Updated on August 24, 2017

Most landlords will fight tooth and nail to maximise the asking rent from their tenants, but not give much in return. As most leases are long term contracts with tenants, it pays to negotiate a win-win arrangement and offer something of value in return for higher rent.

To many landlords and their agents, increasing value means hiring expensive renovation companies or interior design firms to spruce up the home, or investing in furniture and furnishings. Here are some low-cost alternatives to bringing a property up to rent-ready condition instead.

Ensure all fittings and furnishings are repaired and in good condition

Some landlords take a light touch in managing their rental properties, and after a lease is up, the tenant search begins immediately with earnest. As a result, the inventory list is filled with plenty of broken furniture, chipped paint, rusted pipes and faulty appliances. Imagine what the tenant must be thinking, right before he or she signs the tenancy agreement!

As the proud owner of a property, the landlord should take stock of the interior after the conclusion of each lease. A full renovation is not necessary, but at least simple repairs should be done to minimise the handover of defective furnishings to the next tenant. Having everything in working condition also discourages the tenant from demanding for a discount, or to spend on expensive repairs after the lease commences.

Check the fittings and furnishings


Remove clutter and open up the interior

Many times, landlords still keep old decorations like faded paintings, yellowed magnets and chipped vases in their rental properties. Some are sentimental keepsakes that landlords cannot bear to take down, while others are a misguided attempt in interior decor.

When moving in, most tenants are looking for a fresh start in their new home. Hence, white clean walls and empty rooms will attract tenants to your place. This applies to fully furnished units as well - just leave cupboards and appliances in place, without any extra 'decoration' lying on racks or hanging off the walls.

Clean the windows

Over the period a previous tenancy, windows will accumulate grime, dust and water trails. This will be very visible to tenants viewing the property, and a blurry, smudged window will instantly reduce the attractiveness of a unit. This is especially since windows are located at eye level, and tenants will want to peer out and take a look at the view from the unit.

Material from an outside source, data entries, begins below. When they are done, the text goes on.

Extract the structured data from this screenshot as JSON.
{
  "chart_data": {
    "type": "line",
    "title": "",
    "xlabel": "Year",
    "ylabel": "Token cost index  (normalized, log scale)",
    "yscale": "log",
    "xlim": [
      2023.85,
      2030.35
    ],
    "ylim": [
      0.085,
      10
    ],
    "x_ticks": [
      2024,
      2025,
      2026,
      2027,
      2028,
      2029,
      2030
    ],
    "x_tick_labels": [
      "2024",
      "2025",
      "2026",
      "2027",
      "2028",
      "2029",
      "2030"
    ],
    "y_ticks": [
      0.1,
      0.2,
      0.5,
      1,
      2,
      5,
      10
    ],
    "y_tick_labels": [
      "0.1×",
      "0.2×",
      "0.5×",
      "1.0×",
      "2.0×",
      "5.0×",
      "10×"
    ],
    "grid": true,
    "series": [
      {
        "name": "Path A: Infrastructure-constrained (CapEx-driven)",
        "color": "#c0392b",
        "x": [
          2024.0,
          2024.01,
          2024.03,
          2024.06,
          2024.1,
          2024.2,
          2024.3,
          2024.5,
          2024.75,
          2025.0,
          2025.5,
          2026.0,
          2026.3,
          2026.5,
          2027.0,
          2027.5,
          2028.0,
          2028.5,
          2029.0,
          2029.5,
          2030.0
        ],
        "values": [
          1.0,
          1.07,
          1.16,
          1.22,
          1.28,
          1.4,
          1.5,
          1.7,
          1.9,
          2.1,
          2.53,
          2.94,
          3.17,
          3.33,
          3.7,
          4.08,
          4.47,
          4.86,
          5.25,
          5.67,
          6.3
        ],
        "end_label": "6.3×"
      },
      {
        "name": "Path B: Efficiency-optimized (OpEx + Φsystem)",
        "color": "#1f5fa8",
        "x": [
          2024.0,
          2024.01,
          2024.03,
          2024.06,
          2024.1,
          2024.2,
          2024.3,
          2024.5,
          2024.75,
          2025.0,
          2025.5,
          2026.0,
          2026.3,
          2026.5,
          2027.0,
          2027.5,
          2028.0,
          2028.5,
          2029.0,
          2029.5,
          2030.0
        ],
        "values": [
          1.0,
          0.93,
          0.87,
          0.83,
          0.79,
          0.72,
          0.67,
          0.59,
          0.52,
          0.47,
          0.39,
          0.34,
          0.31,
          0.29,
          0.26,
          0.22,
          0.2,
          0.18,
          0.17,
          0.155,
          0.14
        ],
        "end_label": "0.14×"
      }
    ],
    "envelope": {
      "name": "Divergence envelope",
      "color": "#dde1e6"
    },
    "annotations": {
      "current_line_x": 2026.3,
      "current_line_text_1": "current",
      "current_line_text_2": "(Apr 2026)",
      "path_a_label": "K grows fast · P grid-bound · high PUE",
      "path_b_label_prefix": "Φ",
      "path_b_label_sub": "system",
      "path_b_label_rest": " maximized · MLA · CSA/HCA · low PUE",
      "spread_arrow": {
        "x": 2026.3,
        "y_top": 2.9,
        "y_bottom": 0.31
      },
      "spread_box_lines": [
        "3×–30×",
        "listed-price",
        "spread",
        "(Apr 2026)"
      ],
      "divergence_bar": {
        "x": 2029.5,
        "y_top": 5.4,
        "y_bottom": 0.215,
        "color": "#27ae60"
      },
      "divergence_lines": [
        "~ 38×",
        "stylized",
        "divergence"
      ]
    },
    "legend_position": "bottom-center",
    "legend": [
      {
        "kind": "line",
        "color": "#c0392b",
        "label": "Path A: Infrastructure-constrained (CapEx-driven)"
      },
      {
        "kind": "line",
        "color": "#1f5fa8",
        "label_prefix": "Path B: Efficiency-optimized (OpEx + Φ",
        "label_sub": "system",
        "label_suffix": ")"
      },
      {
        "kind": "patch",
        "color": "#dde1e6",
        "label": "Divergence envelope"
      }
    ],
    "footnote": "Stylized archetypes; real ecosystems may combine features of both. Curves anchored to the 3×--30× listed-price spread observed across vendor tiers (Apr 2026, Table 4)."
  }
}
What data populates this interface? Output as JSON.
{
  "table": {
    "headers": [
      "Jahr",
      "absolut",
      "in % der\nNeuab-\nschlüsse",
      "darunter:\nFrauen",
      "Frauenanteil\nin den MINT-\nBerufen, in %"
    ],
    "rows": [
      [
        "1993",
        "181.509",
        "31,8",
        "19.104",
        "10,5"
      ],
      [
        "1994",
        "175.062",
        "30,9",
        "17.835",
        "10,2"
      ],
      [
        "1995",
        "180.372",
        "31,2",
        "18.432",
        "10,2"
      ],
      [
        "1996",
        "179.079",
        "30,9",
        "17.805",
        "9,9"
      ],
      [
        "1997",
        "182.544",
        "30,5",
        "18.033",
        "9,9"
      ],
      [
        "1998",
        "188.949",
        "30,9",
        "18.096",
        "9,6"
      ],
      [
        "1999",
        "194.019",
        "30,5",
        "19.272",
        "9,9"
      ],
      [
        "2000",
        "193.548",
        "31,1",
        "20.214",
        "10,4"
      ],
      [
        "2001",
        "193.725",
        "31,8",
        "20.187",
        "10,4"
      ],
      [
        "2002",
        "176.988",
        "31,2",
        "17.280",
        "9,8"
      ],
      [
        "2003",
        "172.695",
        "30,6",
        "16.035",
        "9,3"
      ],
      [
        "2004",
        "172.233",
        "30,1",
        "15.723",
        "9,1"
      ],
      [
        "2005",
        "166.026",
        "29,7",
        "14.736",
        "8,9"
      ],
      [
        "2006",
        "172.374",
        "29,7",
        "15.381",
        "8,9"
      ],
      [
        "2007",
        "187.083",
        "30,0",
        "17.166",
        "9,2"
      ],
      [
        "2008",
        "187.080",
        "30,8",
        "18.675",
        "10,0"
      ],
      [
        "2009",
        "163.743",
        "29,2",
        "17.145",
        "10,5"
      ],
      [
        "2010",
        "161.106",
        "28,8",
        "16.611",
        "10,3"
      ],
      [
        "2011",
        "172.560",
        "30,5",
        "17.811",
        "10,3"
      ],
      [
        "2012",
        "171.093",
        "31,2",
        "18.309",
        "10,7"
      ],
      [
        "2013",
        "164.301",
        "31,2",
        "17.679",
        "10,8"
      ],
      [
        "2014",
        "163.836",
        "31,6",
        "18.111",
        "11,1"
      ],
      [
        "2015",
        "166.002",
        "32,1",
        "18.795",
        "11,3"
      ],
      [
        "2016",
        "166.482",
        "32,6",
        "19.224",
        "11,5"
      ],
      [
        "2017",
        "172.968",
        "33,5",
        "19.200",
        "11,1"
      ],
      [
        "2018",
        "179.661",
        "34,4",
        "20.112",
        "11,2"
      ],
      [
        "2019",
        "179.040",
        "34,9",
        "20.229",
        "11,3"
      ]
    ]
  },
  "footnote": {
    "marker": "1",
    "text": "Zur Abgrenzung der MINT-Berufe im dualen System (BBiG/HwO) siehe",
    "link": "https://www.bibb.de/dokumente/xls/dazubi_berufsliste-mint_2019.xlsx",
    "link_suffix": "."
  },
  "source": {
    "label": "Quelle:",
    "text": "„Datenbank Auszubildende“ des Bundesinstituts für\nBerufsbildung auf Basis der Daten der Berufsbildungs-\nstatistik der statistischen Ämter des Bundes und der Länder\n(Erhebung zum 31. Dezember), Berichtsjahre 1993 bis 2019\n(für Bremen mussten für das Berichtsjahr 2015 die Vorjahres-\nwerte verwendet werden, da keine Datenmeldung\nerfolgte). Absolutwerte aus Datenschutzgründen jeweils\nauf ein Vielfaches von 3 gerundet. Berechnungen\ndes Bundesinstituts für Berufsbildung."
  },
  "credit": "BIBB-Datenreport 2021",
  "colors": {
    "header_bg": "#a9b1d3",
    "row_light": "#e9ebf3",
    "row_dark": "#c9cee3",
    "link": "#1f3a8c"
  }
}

Since dirty windows bring down the value of a rental unit, then this is probably the cheapest issue to fix before marketing the property. Just run the windows through with clean water, and wipe dry it afterwards. For stubborn streaks, save on expensive chemicals and use vinegar instead!

Curtains also play a part by setting the right atmosphere in the room, and letting enough light into the interior. The fabric of the curtains is an important consideration, and investing in good curtains isn't prohibitively expensive.

Maintain a bright, airy room with clean windows


Remove or paint over mold and algae growth

For many tenants, mold or algae growth in damp areas is a huge turnoff and devalues the property substantially. These growth are not as easily removed by mechanical scrubbing, but cheap alternatives exist.

To remove them, try bleach with warm water or vinegar. Alternatively, you can use ammonia, but never mix ammonia and bleach together, as it will create poisonous chlorine gas!

After treating the problem, landlords should also find out why mold or algae are growing. For mold, it's usually caused by damp surfaces, so try improve ventilation and keep the area dry. For algae, sunlight and water encourage growth, so check for water seepage, leaks, and remove any plants or vegetation in the vicinity.

For tough stains, paint over them with an anti-mould paint, and you'll also improve the property with a fresh colours!

Maintain the property

Even with these quick fixes, maintaining the property is a constant and long-term effort, and not just to provide a shelter over the tenant's head. A good landlord should take pride in keeping the interior comfortable for occupation, and invest time and money to regularly in doing so. This will encourage a better class of tenants and along with it, higher rent.